COLUMBUS, Ohio – There can be a high price to pay for the ease of so-called free Wi-Fi at your favorite coffee shop, or hotel lobby.

Young or old, Internet scammers don't discriminate, and nearly half of respondents in a new survey failed a quiz about online and wireless safety.

The report is from the AARP Fraud Watch Network.

Sophia McAllister, a volunteer in Ohio with the AARP Fraud Watch Network, says hackers can easily steal personal information on a public Wi-Fi network and wreak havoc on your life.

"It can take years, it can take lots of money, it can be agonizing when you are saddled with debt that someone else has incurred with your name, your Social Security number," she stresses.

One out of four adults who took the survey say they use free Wi-Fi once a week.

McAllister warns that con artists often set up fake networks in public places. She recommends never using public Wi-Fi, especially for banking or shopping because that's where hackers are lurking.

Folks using dating websites also need to be careful, cautions McAllister.

"If someone starts immediately asking for more personal information, an email address, or a phone number, if someone starts professing love almost immediately,” she points out. “There are many actions that people need to be wary of. "

Only 2-out-of-10 people surveyed were aware of the most up-to-date security for their home Wi-Fi network.

McAllister says WPA2 wireless encryption is best and also suggests ensuring all passwords are strong.
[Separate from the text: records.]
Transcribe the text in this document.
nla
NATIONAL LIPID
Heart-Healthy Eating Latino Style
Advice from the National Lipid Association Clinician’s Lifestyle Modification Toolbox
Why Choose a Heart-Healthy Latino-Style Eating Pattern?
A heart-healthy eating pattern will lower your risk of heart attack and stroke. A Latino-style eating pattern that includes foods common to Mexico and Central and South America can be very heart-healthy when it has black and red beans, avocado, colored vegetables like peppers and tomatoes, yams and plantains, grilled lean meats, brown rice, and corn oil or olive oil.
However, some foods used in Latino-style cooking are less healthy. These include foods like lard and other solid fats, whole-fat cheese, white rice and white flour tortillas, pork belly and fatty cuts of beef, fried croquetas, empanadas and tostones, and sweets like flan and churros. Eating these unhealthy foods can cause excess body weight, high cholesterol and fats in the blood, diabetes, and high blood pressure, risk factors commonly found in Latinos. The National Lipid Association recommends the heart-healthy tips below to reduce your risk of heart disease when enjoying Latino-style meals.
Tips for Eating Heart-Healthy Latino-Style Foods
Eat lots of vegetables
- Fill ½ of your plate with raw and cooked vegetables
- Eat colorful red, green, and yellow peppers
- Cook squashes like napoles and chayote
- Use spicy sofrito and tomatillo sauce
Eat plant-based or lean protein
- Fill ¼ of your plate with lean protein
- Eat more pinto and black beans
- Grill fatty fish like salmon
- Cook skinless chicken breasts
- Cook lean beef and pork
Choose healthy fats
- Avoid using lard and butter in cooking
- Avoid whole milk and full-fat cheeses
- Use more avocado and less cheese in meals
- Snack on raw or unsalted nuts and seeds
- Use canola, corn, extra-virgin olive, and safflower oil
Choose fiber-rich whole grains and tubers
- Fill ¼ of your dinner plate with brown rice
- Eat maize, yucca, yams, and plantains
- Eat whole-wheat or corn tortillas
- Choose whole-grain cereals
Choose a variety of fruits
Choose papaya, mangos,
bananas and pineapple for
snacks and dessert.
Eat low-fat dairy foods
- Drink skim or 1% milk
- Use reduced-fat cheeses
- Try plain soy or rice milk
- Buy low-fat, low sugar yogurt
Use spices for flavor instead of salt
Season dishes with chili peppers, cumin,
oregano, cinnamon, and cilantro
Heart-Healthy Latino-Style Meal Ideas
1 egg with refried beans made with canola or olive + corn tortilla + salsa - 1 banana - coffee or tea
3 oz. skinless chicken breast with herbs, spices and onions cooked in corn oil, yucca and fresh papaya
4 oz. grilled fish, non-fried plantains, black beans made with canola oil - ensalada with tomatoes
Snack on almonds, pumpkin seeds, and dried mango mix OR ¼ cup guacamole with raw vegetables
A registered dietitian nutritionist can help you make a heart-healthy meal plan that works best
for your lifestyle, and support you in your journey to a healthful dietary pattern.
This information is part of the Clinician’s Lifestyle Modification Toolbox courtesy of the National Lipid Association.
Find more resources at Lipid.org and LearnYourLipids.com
"Make sure your network is protected. Change your passwords frequently,” she stresses. “It's recommended that every 90 days you change all your passwords. The other thing is don't use the same password for all of your accounts. "

Tempting as it is, and, even if the password contains a complex mix of letters, numbers and symbols, it's no safer, says McAllister.

AARP's new Watch Your Wi-Fi campaign is talking to Ohioans about ways to protect themselves online, and is hosting free forums on cyber security around the state in September.